In 1904 he turned to rose color, pink and beige, and started painting circus people, clowns, and harlequins who showed little activity and appeared mute. One of the most famous of these Picasso rose paintings hangs in the National Gallery in Washington DC. It is 1905 The Lovers. The Pierrot and Columbine painting have two circus workers, painted one-dimensional, looking alienated from others and able to communicate only with each other.

Picasso then moved on to the famous Cubism era. This style is associated with Picasso much more than any previous period. His art displays his inner essence, how he transformed was reflected on the canvas.

Salvador Dali paintings are best known of the surrealist paintings anywhere in the world. Dali’s paintings are superficial and hallucinatory, wild with dream scenes from his subconscious. Dali’s paintings are very detailed and highly real, generally set in a landscape full of sun, but his transformation was as miraculous as Picasso’s.

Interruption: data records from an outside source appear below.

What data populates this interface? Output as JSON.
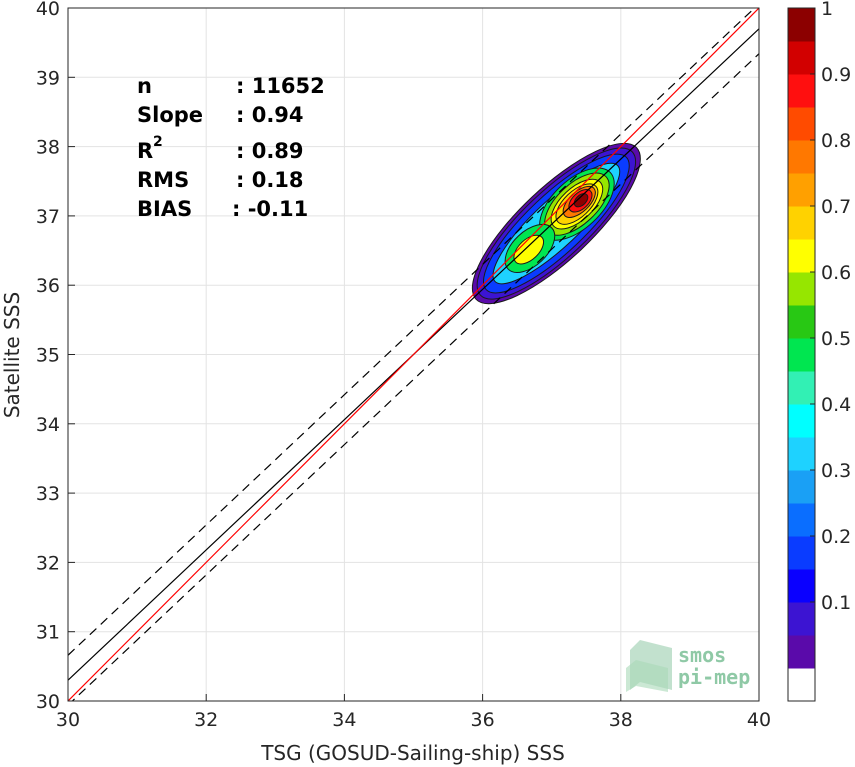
{
  "chart_data": {
    "type": "scatter",
    "subtype": "density-contour",
    "xlabel": "TSG (GOSUD-Sailing-ship) SSS",
    "ylabel": "Satellite SSS",
    "xlim": [
      30,
      40
    ],
    "ylim": [
      30,
      40
    ],
    "xticks": [
      "30",
      "32",
      "34",
      "36",
      "38",
      "40"
    ],
    "yticks": [
      "30",
      "31",
      "32",
      "33",
      "34",
      "35",
      "36",
      "37",
      "38",
      "39",
      "40"
    ],
    "grid": true,
    "stats": [
      {
        "label": "n",
        "value": ": 11652"
      },
      {
        "label": "Slope",
        "value": ": 0.94"
      },
      {
        "label": "R",
        "sup": "2",
        "value": ": 0.89"
      },
      {
        "label": "RMS",
        "value": ": 0.18"
      },
      {
        "label": "BIAS",
        "value": ": -0.11"
      }
    ],
    "lines": {
      "identity": {
        "color": "#ff0000",
        "x": [
          30,
          40
        ],
        "y": [
          30,
          40
        ]
      },
      "fit": {
        "color": "#000000",
        "x": [
          30,
          40
        ],
        "y": [
          30.3,
          39.7
        ]
      },
      "fit_upper": {
        "color": "#000000",
        "dash": true,
        "x": [
          30,
          40
        ],
        "y": [
          30.66,
          40.06
        ]
      },
      "fit_lower": {
        "color": "#000000",
        "dash": true,
        "x": [
          30,
          40
        ],
        "y": [
          29.94,
          39.34
        ]
      }
    },
    "density_peaks": [
      {
        "x": 37.45,
        "y": 37.25,
        "level": 1.0
      },
      {
        "x": 36.6,
        "y": 36.45,
        "level": 0.65
      }
    ],
    "colorbar": {
      "ticks": [
        "0.1",
        "0.2",
        "0.3",
        "0.4",
        "0.5",
        "0.6",
        "0.7",
        "0.8",
        "0.9",
        "1"
      ],
      "colors": [
        "#ffffff",
        "#5a0aaa",
        "#3c14d2",
        "#0a00ff",
        "#0a3cff",
        "#0a6eff",
        "#1aa0f5",
        "#1ed2ff",
        "#00ffff",
        "#32f0b4",
        "#00e650",
        "#28c814",
        "#96e600",
        "#ffff00",
        "#ffd200",
        "#ffa000",
        "#ff7800",
        "#ff4b00",
        "#ff0f0f",
        "#d20000",
        "#8c0000"
      ]
    },
    "watermark": [
      "smos",
      "pi-mep"
    ]
  }
}
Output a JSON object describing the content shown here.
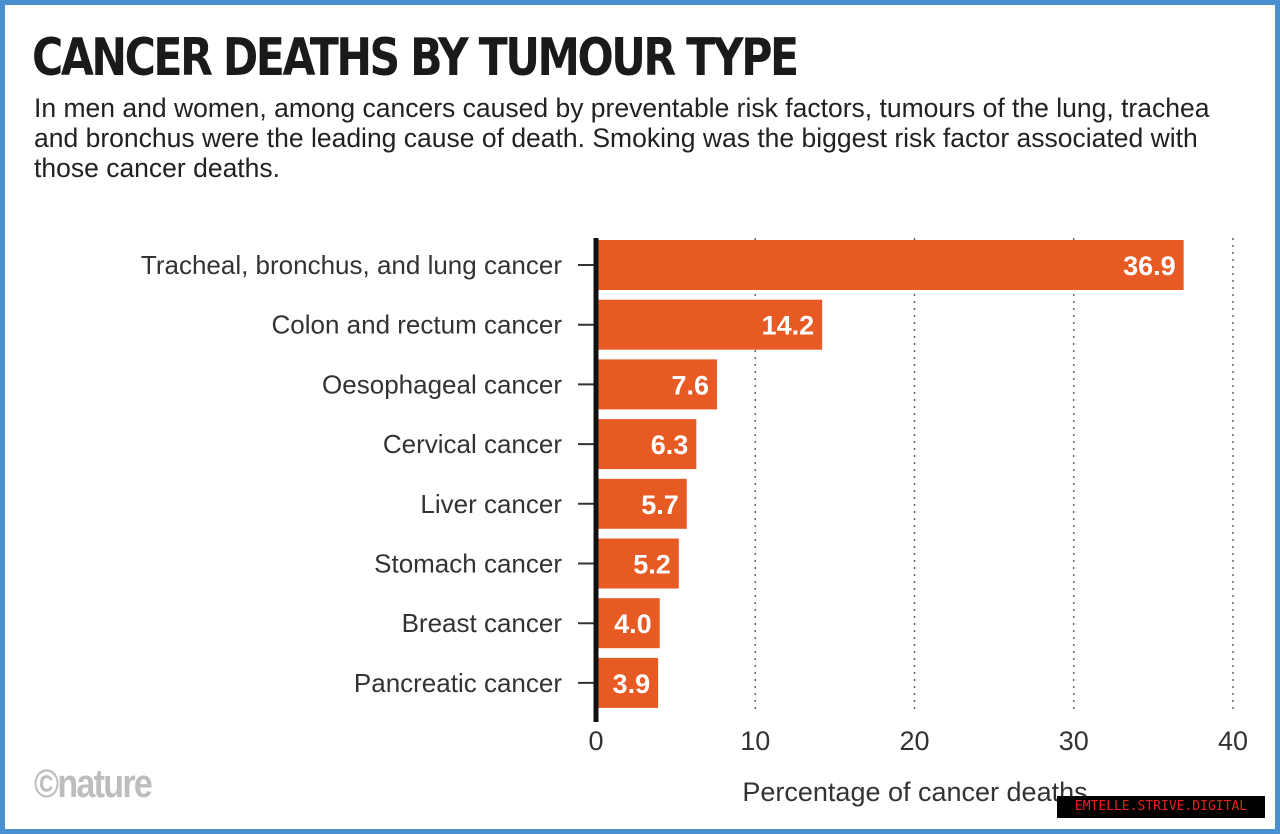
{
  "chart_data": {
    "type": "bar",
    "orientation": "horizontal",
    "title": "CANCER DEATHS BY TUMOUR TYPE",
    "subtitle": "In men and women, among cancers caused by preventable risk factors, tumours of the lung, trachea and bronchus were the leading cause of death. Smoking was the biggest risk factor associated with those cancer deaths.",
    "categories": [
      "Tracheal, bronchus, and lung cancer",
      "Colon and rectum cancer",
      "Oesophageal cancer",
      "Cervical cancer",
      "Liver cancer",
      "Stomach cancer",
      "Breast cancer",
      "Pancreatic cancer"
    ],
    "values": [
      36.9,
      14.2,
      7.6,
      6.3,
      5.7,
      5.2,
      4.0,
      3.9
    ],
    "data_labels": [
      "36.9",
      "14.2",
      "7.6",
      "6.3",
      "5.7",
      "5.2",
      "4.0",
      "3.9"
    ],
    "xlabel": "Percentage of cancer deaths",
    "xlim": [
      0,
      40
    ],
    "xticks": [
      "0",
      "10",
      "20",
      "30",
      "40"
    ],
    "grid": "vertical dotted",
    "bar_color": "#e85a24",
    "label_color": "#ffffff"
  },
  "credit": "©nature",
  "watermark": "EMTELLE.STRIVE.DIGITAL"
}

Dali was born in Figueres Spain and studied and practiced a number of styles of painting in his youth. The Tartan “El Son” is an important piece from his earlier works. “El Son” Depicts the inner storm of Dali as life seems to crash upon him like the waves.
A later student of Freud his 1920’s era Dali paintings were erotic. This was the start of his surrealist paintings period. He aligned himself with a group of surrealists in Paris led by Andre Beton who had previously been a Dadaist. Dali finally led the surrealist movement and Dali paintings became surreal.

The Explosion, the face of a pocket watch melts and explodes in this surreal painting. The numbers on the face of the watch, along with the gears from inside it, float off into space while the remains of the timepiece slide down a cliff into oblivion. Dali paintings weren’t the artist’s only artistic medium. He made two Surrealist films as well, both filled with very suggestive and grotesque images.

About the Author

Amitai Sasson of overstockArt.com is an art world traveler on a mission to seek out the beauty and passion of the art world. As an avid enthusiast of art and oil paintings, he contributes to ArtCorner.com as Chief editor and writer.